Es importante destacar la ambición del ilustre filósofo Aristóteles, el cual tenía ante sí, la gran prueba de escribir su Colección de Artes Retóricas, obra que muestra el generalizado deseo de hacer un arte sobre una actividad o práctica que en realidad todo el mundo lleva a cabo, a saber, la de argumentar y hablar en público persuasivamente sobre asuntos generales y comunes. Puesto que todos en el trascurso del día realizamos cualquiera de estas acciones de las cual nos habla tan destacado pensador.

Todo el mundo habla para convencer en los juzgados y las asambleas. Todo el mundo, unos al descuido y otros por la costumbre generada por el hábito, se dedica a pasar revista y sostener argumentos, a defender y acusar. Luego si estudiamos la causa por la que aciertan y alcanzan sus objetivos los que hablan persuasivamente ya sea por hábito o improvisadamente, estaremos haciendo, aun sin darnos cuenta, un “arte” retórica.

Todo el mundo argumenta cuando habla y, es ahí, justamente en la argumentación sobre asuntos generales o comunes convertida en discurso, debe estar el “cuerpo de la persuasión”, y, por tanto, el cuerpo de la retórica, que se puede engalanar luego con más o menos vistosos ropajes, o sea, con palabras que suenen elegantes y de acorde al lugar o la persona con la que estamos tratando.

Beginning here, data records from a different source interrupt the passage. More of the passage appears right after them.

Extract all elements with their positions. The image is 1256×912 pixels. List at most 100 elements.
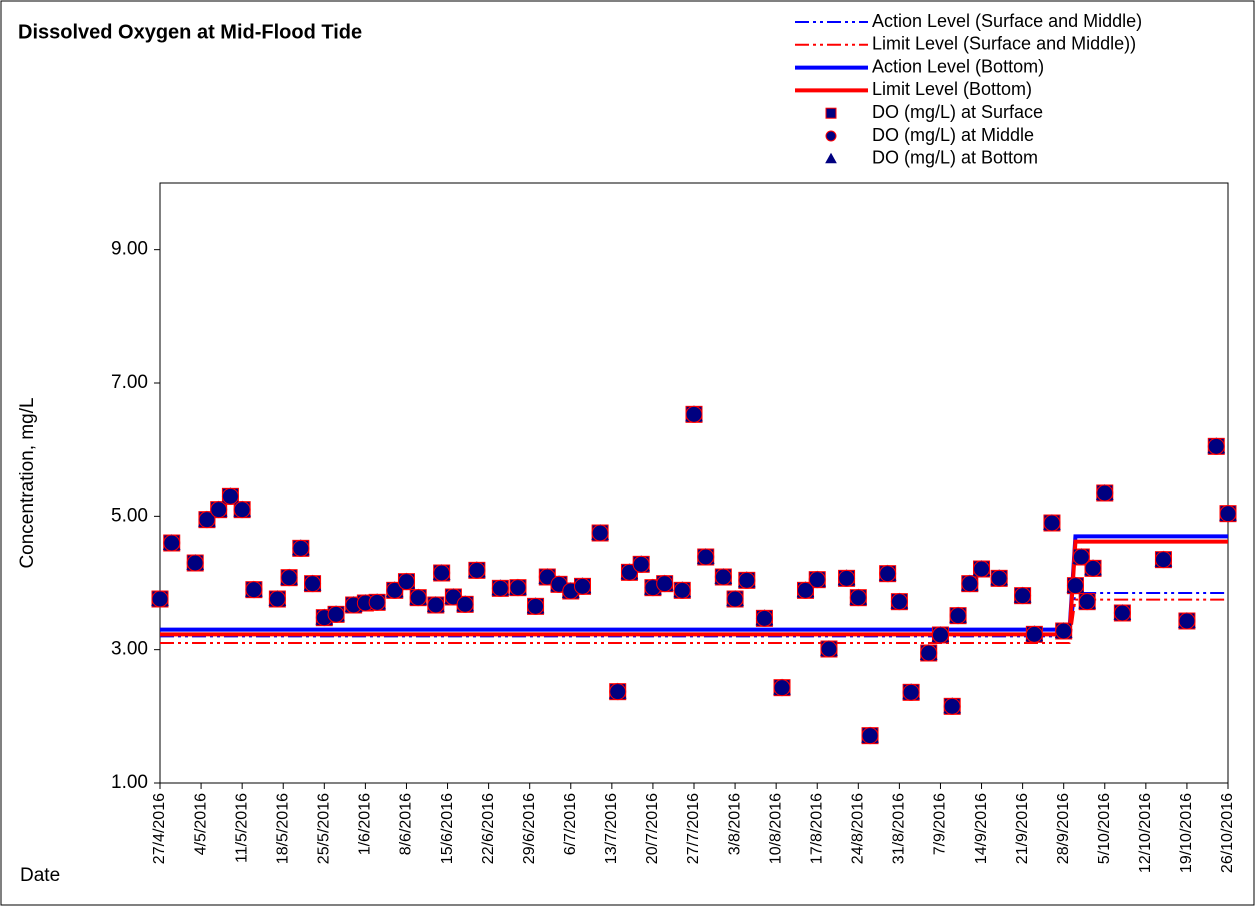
x-tick-label: 11/5/2016 <box>233 793 250 863</box>
x-tick-label: 27/7/2016 <box>685 793 702 864</box>
data-point <box>609 683 627 701</box>
data-point <box>245 581 263 599</box>
data-point <box>685 405 703 423</box>
y-axis-label: Concentration, mg/L <box>17 397 38 568</box>
legend-label: DO (mg/L) at Surface <box>872 102 1043 122</box>
x-tick-label: 24/8/2016 <box>850 793 867 864</box>
data-point <box>1055 622 1073 640</box>
x-tick-label: 14/9/2016 <box>973 793 990 864</box>
data-point <box>456 595 474 613</box>
limit-line <box>160 598 1228 644</box>
data-point <box>210 501 228 519</box>
x-tick-label: 26/10/2016 <box>1219 793 1236 873</box>
data-point <box>327 605 345 623</box>
y-tick-label: 3.00 <box>111 639 148 660</box>
x-tick-label: 29/6/2016 <box>521 793 538 864</box>
data-point <box>738 571 756 589</box>
data-point <box>509 579 527 597</box>
data-point <box>1207 437 1225 455</box>
data-point <box>726 590 744 608</box>
data-point <box>820 640 838 658</box>
data-point <box>163 534 181 552</box>
data-point <box>1084 559 1102 577</box>
legend-label: Limit Level (Bottom) <box>872 79 1032 99</box>
legend-swatch <box>825 130 837 142</box>
x-tick-label: 27/4/2016 <box>151 793 168 864</box>
x-tick-label: 19/10/2016 <box>1178 793 1195 873</box>
y-tick-label: 1.00 <box>111 772 148 793</box>
x-tick-label: 18/5/2016 <box>274 793 291 864</box>
legend-label: Action Level (Bottom) <box>872 56 1044 76</box>
x-tick-label: 5/10/2016 <box>1096 793 1113 864</box>
data-point <box>861 727 879 745</box>
data-point <box>198 511 216 529</box>
data-point <box>427 596 445 614</box>
data-point <box>151 590 169 608</box>
x-tick-label: 15/6/2016 <box>439 793 456 864</box>
data-point <box>1014 587 1032 605</box>
x-tick-label: 21/9/2016 <box>1014 793 1031 864</box>
legend-label: DO (mg/L) at Bottom <box>872 148 1038 168</box>
data-point <box>879 565 897 583</box>
data-point <box>1178 612 1196 630</box>
data-point <box>1078 593 1096 611</box>
data-point <box>1219 505 1237 523</box>
data-point <box>591 524 609 542</box>
x-tick-label: 3/8/2016 <box>726 793 743 855</box>
legend-label: Limit Level (Surface and Middle)) <box>872 34 1136 54</box>
data-point <box>943 697 961 715</box>
y-tick-label: 5.00 <box>111 505 148 526</box>
data-point <box>574 577 592 595</box>
x-tick-label: 22/6/2016 <box>480 793 497 864</box>
x-tick-label: 1/6/2016 <box>357 793 374 855</box>
data-point <box>433 564 451 582</box>
data-point <box>1043 514 1061 532</box>
data-point <box>491 579 509 597</box>
chart-title: Dissolved Oxygen at Mid-Flood Tide <box>18 21 362 43</box>
legend-swatch <box>825 107 837 119</box>
data-point <box>890 593 908 611</box>
data-point <box>368 593 386 611</box>
data-point <box>1066 577 1084 595</box>
x-tick-label: 17/8/2016 <box>808 793 825 864</box>
x-tick-label: 8/6/2016 <box>398 793 415 855</box>
data-point <box>233 501 251 519</box>
data-point <box>1025 625 1043 643</box>
x-tick-label: 12/10/2016 <box>1137 793 1154 873</box>
x-tick-label: 28/9/2016 <box>1055 793 1072 864</box>
x-tick-label: 10/8/2016 <box>767 793 784 864</box>
data-point <box>1096 484 1114 502</box>
legend-swatch <box>825 152 837 164</box>
data-point <box>808 571 826 589</box>
data-point <box>849 589 867 607</box>
data-point <box>632 555 650 573</box>
data-point <box>773 679 791 697</box>
data-point <box>931 626 949 644</box>
data-point <box>468 561 486 579</box>
data-point <box>304 575 322 593</box>
data-point <box>620 563 638 581</box>
data-point <box>527 597 545 615</box>
data-point <box>1154 551 1172 569</box>
data-point <box>186 554 204 572</box>
x-tick-label: 13/7/2016 <box>603 793 620 864</box>
x-tick-label: 6/7/2016 <box>562 793 579 855</box>
y-tick-label: 9.00 <box>111 239 148 260</box>
data-point <box>656 575 674 593</box>
data-point <box>838 569 856 587</box>
data-point <box>755 609 773 627</box>
data-point <box>902 683 920 701</box>
data-point <box>280 569 298 587</box>
legend-label: Action Level (Surface and Middle) <box>872 11 1142 31</box>
x-tick-label: 20/7/2016 <box>644 793 661 864</box>
data-point <box>697 548 715 566</box>
x-tick-label: 25/5/2016 <box>316 793 333 864</box>
data-point <box>292 539 310 557</box>
data-point <box>397 573 415 591</box>
data-point <box>673 581 691 599</box>
data-point <box>990 569 1008 587</box>
data-point <box>409 589 427 607</box>
data-point <box>920 644 938 662</box>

Todo el mundo, pues, aun sin saberlo, practica la dialéctica y la retórica.

La constitución de un arte

Existía un arte, la dialéctica, la aplicación de la lógica a las cuestiones filosóficas, cuya función era la de estudiar el raciocinio deductivo (silogismo) o inductivo (inducción) con vistas a alcanzar la verdad. La dialéctica, entendida desde el punto de vista platónico, era el arte de las definiciones y de las demostraciones de las que hacen uso las ciencias particulares.

Pues bien, la retórica podría apoyarse en la dialéctica, de cuyo carácter de “arte” nadie dudaba y hacer de la retórica una dialéctica sobre las opiniones, sobre los asuntos opinables, sobre “las cosas que pueden ser también de otra manera”, “sobre las cuestiones de las que es costumbre deliberar” en la ciudad-estado, es decir, en nuestro marco político-social, “y de las que sin embargo no tenemos artes”.

En tal caso, podría aplicarse a la retórica todo ese arsenal de estrategias lógicas que, en dialéctica, el Estagirita llamaba “tópicos”, de los cuales nos ofrece nada menos que veintiocho en el capítulo veintitrés del libro “Arte Retórica”.

La dialéctica y la retórica no son disciplinas concretas, sino métodos generales, no pertenecen en exclusiva a ninguna disciplina delimitada y específica. La primera se ocupa de cuestiones generales, y lo hace mediante preguntas y respuestas; la segunda, se centra en cuestiones concretas, político-sociales, y lo lleva a efecto mediante un discurso largo y tendido.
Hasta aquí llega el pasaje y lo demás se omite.